A small toy dataset of input vectors and scalar targets is created to demonstrate supervised learning with the MLP.

Loss and training:

  • Run the MLP on each example to produce predictions.
  • Define mean squared error (MSE) as the average squared difference between predictions and targets, producing a single scalar loss.
  • Calling loss.backward() populates gradients for all parameter Values across the examples because the loss graph chains back through each forward evaluation.

Use of gradients:

  • Inspecting parameter .grad values indicates whether increasing a weight will increase or decrease the loss and thus guides updates.

Parameter update loop, learning rate selection, and iterative optimization

A training loop repeatedly:

  1. Performs forward passes to compute predictions.
  2. Computes the scalar loss (MSE).
  3. Calls .backward() to populate gradients.
  4. Updates parameters by subtracting lr * grad for each parameter.

Observations:

  • Different learning rates affect convergence speed and stability: too small = slow progress; too large = instability or exploding loss.
  • The shown process is basic stochastic gradient descent (SGD) with full-batch updates in the toy example, and it generalizes to mini-batches and more advanced optimizers.

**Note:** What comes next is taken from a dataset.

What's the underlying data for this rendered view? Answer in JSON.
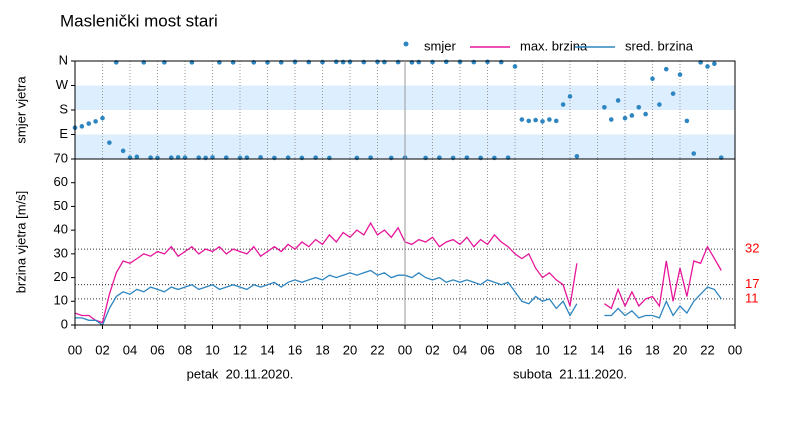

Repeated forward-backward-update cycles progressively reduce loss and improve predictions on the toy task.


Zeroing gradients across iterations and consequences of forgetting to zero

Gradients must be reset to zero prior to each backward pass because .grad updates accumulate via +=.

Pitfall:

  • Forgetting to zero gradients causes accumulation across iterations and scales updates unpredictably, producing incorrect or unstable training dynamics.

Fix:

  • Iterate over parameters and set p.grad = 0 before calling backward() each iteration.

This mirrors standard practice in production frameworks and is essential for correct iterative optimization.

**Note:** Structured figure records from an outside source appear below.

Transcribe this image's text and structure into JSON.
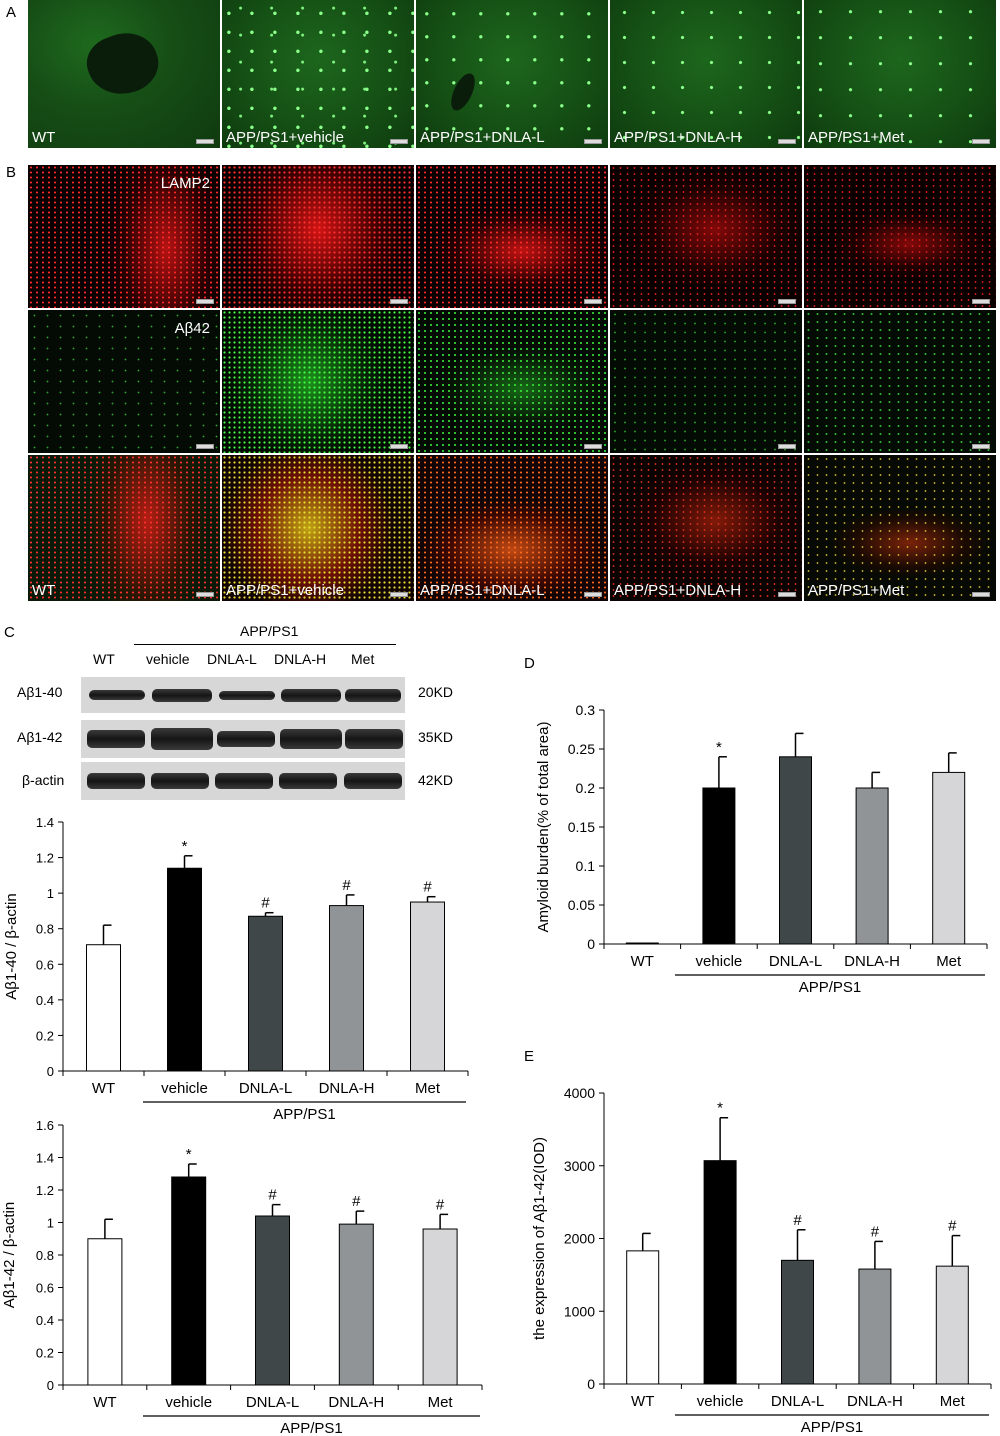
{
  "panels": {
    "A": {
      "letter": "A",
      "images": [
        {
          "label": "WT",
          "tone": "wt"
        },
        {
          "label": "APP/PS1+vehicle",
          "tone": "dots"
        },
        {
          "label": "APP/PS1+DNLA-L",
          "tone": "dots"
        },
        {
          "label": "APP/PS1+DNLA-H",
          "tone": "dots"
        },
        {
          "label": "APP/PS1+Met",
          "tone": "dots"
        }
      ]
    },
    "B": {
      "letter": "B",
      "row_labels": [
        "LAMP2",
        "Aβ42",
        ""
      ],
      "column_labels": [
        "WT",
        "APP/PS1+vehicle",
        "APP/PS1+DNLA-L",
        "APP/PS1+DNLA-H",
        "APP/PS1+Met"
      ]
    },
    "C": {
      "letter": "C",
      "group_label": "APP/PS1",
      "lanes": [
        "WT",
        "vehicle",
        "DNLA-L",
        "DNLA-H",
        "Met"
      ],
      "blots": [
        {
          "name": "Aβ1-40",
          "size": "20KD"
        },
        {
          "name": "Aβ1-42",
          "size": "35KD"
        },
        {
          "name": "β-actin",
          "size": "42KD"
        }
      ]
    },
    "D": {
      "letter": "D"
    },
    "E": {
      "letter": "E"
    }
  },
  "colors": {
    "WT": "#ffffff",
    "vehicle": "#000000",
    "DNLA-L": "#3f4749",
    "DNLA-H": "#909496",
    "Met": "#d6d6d8"
  },
  "chart_data": [
    {
      "id": "C1",
      "type": "bar",
      "categories": [
        "WT",
        "vehicle",
        "DNLA-L",
        "DNLA-H",
        "Met"
      ],
      "values": [
        0.71,
        1.14,
        0.87,
        0.93,
        0.95
      ],
      "errors": [
        0.11,
        0.07,
        0.02,
        0.06,
        0.03
      ],
      "annotations": [
        "",
        "*",
        "#",
        "#",
        "#"
      ],
      "ylabel": "Aβ1-40 / β-actin",
      "ylim": [
        0,
        1.4
      ],
      "yticks": [
        "0",
        "0.2",
        "0.4",
        "0.6",
        "0.8",
        "1",
        "1.2",
        "1.4"
      ],
      "group_label": "APP/PS1"
    },
    {
      "id": "C2",
      "type": "bar",
      "categories": [
        "WT",
        "vehicle",
        "DNLA-L",
        "DNLA-H",
        "Met"
      ],
      "values": [
        0.9,
        1.28,
        1.04,
        0.99,
        0.96
      ],
      "errors": [
        0.12,
        0.08,
        0.07,
        0.08,
        0.09
      ],
      "annotations": [
        "",
        "*",
        "#",
        "#",
        "#"
      ],
      "ylabel": "Aβ1-42 / β-actin",
      "ylim": [
        0,
        1.6
      ],
      "yticks": [
        "0",
        "0.2",
        "0.4",
        "0.6",
        "0.8",
        "1",
        "1.2",
        "1.4",
        "1.6"
      ],
      "group_label": "APP/PS1"
    },
    {
      "id": "D",
      "type": "bar",
      "categories": [
        "WT",
        "vehicle",
        "DNLA-L",
        "DNLA-H",
        "Met"
      ],
      "values": [
        0.0,
        0.2,
        0.24,
        0.2,
        0.22
      ],
      "errors": [
        0.0,
        0.04,
        0.03,
        0.02,
        0.025
      ],
      "annotations": [
        "",
        "*",
        "",
        "",
        ""
      ],
      "ylabel": "Amyloid burden(% of total area)",
      "ylim": [
        0,
        0.3
      ],
      "yticks": [
        "0",
        "0.05",
        "0.1",
        "0.15",
        "0.2",
        "0.25",
        "0.3"
      ],
      "group_label": "APP/PS1"
    },
    {
      "id": "E",
      "type": "bar",
      "categories": [
        "WT",
        "vehicle",
        "DNLA-L",
        "DNLA-H",
        "Met"
      ],
      "values": [
        1830,
        3070,
        1700,
        1580,
        1620
      ],
      "errors": [
        240,
        590,
        420,
        380,
        420
      ],
      "annotations": [
        "",
        "*",
        "#",
        "#",
        "#"
      ],
      "ylabel": "the expression of Aβ1-42(IOD)",
      "ylim": [
        0,
        4000
      ],
      "yticks": [
        "0",
        "1000",
        "2000",
        "3000",
        "4000"
      ],
      "group_label": "APP/PS1"
    }
  ]
}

Comparison with PyTorch implementation details and registering custom ops

Compare micrograd’s scalar Value abstraction to production tensors (e.g., PyTorch):

Comparative points:

  • PyTorch generalizes the same autograd ideas to n-dimensional tensors for parallel, efficient CPU/GPU computation and exposes similar data and grad attributes and a backward API.
  • The lecture inspects where tanh backward is implemented in PyTorch’s C++/CUDA kernels and shows how to register custom ops by providing forward and backward implementations that match micrograd’s conceptual contract.

Conclusion:

  • Micrograd’s small, explicit design scales conceptually to production libraries, while production code adds complexity for device support, datatypes, and performance engineering.

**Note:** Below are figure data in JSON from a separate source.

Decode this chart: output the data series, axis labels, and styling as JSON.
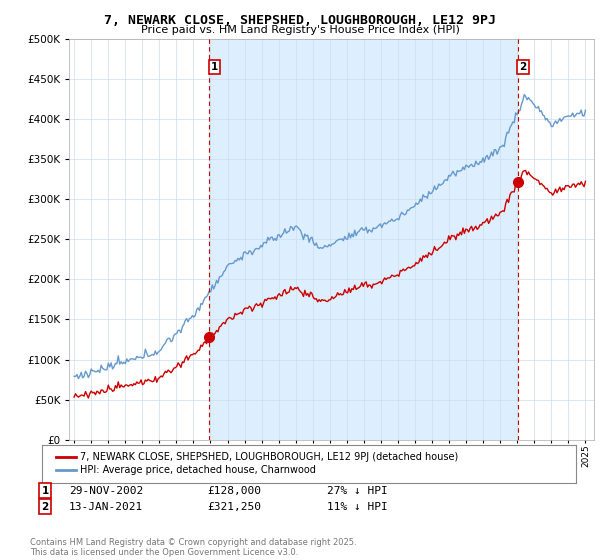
{
  "title": "7, NEWARK CLOSE, SHEPSHED, LOUGHBOROUGH, LE12 9PJ",
  "subtitle": "Price paid vs. HM Land Registry's House Price Index (HPI)",
  "legend_label_red": "7, NEWARK CLOSE, SHEPSHED, LOUGHBOROUGH, LE12 9PJ (detached house)",
  "legend_label_blue": "HPI: Average price, detached house, Charnwood",
  "annotation1_date": "29-NOV-2002",
  "annotation1_price": "£128,000",
  "annotation1_hpi": "27% ↓ HPI",
  "annotation2_date": "13-JAN-2021",
  "annotation2_price": "£321,250",
  "annotation2_hpi": "11% ↓ HPI",
  "copyright": "Contains HM Land Registry data © Crown copyright and database right 2025.\nThis data is licensed under the Open Government Licence v3.0.",
  "ylim": [
    0,
    500000
  ],
  "yticks": [
    0,
    50000,
    100000,
    150000,
    200000,
    250000,
    300000,
    350000,
    400000,
    450000,
    500000
  ],
  "sale1_year": 2002.92,
  "sale1_price": 128000,
  "sale2_year": 2021.04,
  "sale2_price": 321250,
  "red_color": "#cc0000",
  "blue_color": "#6699cc",
  "fill_color": "#ddeeff",
  "vline_color": "#cc0000",
  "background_color": "#ffffff",
  "grid_color": "#ccddee"
}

Summary of principles: expressions, loss, backprop, and gradient descent

Recap and pipeline summary:

Core ideas:

  • Neural networks are mathematical expressions parameterized by weights mapping inputs to outputs; a scalar loss measures performance and is minimized via gradient-based updates.
  • Backpropagation (reverse-mode differentiation) computes exact derivatives of the loss with respect to all parameters by chaining local derivatives at each operation.
  • The micrograd implementation contains the mathematical essentials of larger frameworks; the remaining differences are engineering for tensors, devices, and scale.

End-to-end pipeline:

  1. Define model.
  2. Compute forward pass (predictions).
  3. Compute scalar loss.
  4. Backpropagate gradients via .backward().
  5. Update parameters (parameter -= lr * grad).
  6. Iterate.

This ties together the lecture: the tiny engine exposes every moving part so the learner understands both theory and practice before moving to production systems.